Nora’s voice when it comes is much closer now. Almost intimate.
“You really thought you could come into my home, threaten my family, and walk out with everything you wanted? You thought I’d hand over the one thing that can bury you because you asked nicely? Sweetheart, I’ve been waiting for you to make this very move.”
Maya raises the pistol and sweeps it in a slow arc, waiting for the perfect moment to shoot.
“You’re scared,” Nora says. “I can hear it in your breathing. You’re wondering how many steps it is to the door. Whether you can make it before I reach you. You’re wondering if David will ever forgive you for what you’ve done. Spoiler alert: he won’t.”
Maya pinpoints the sound and her finger tightens on the trigger, ready to end this madness... when suddenly the lights snap back on, filling the room in blinding white.
Maya squints, then blinks against the sudden glare, trying to get her eyes to adjust quickly. As soon as they do, she spots Nora standing about ten feet away.
For the briefest moment, she’s convinced she’s staring at the devil himself.

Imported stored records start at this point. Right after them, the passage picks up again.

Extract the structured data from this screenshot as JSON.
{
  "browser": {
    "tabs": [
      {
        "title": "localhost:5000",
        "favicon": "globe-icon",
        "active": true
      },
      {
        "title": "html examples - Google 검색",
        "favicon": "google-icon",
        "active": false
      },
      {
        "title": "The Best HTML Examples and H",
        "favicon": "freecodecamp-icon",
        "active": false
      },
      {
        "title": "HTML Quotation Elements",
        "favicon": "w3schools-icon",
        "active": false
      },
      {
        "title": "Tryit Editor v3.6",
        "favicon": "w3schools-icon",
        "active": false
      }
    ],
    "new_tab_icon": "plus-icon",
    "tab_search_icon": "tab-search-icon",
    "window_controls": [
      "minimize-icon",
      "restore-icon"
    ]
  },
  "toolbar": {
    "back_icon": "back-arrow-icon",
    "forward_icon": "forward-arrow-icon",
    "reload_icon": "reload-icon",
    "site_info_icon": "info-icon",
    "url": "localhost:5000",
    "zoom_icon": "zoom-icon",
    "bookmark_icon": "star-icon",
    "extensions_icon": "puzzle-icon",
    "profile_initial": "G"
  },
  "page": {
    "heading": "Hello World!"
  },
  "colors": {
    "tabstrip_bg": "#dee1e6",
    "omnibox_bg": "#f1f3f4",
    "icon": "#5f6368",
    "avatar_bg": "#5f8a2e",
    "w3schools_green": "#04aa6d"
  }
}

Blood is streaking both her arms, her face, and her white tank top. None of it seems to be hers. Her hair is wild, eyes bright with something feral and focused. She holds a short black blade in one hand that's still dripping with fresh blood, and a silenced pistol in the other, pointed casually at Maya’s chest.
Maya’s own gun feels suddenly heavy.
The room is still except for Maya’s ragged breathing and the faint drip of blood hitting carpet.
Nora’s mouth curves into a slow, satisfied smile, but her eyes are more lethal than anything Maya has ever seen before.
“And then,” she says softly, taking a single step forward, "there was one.”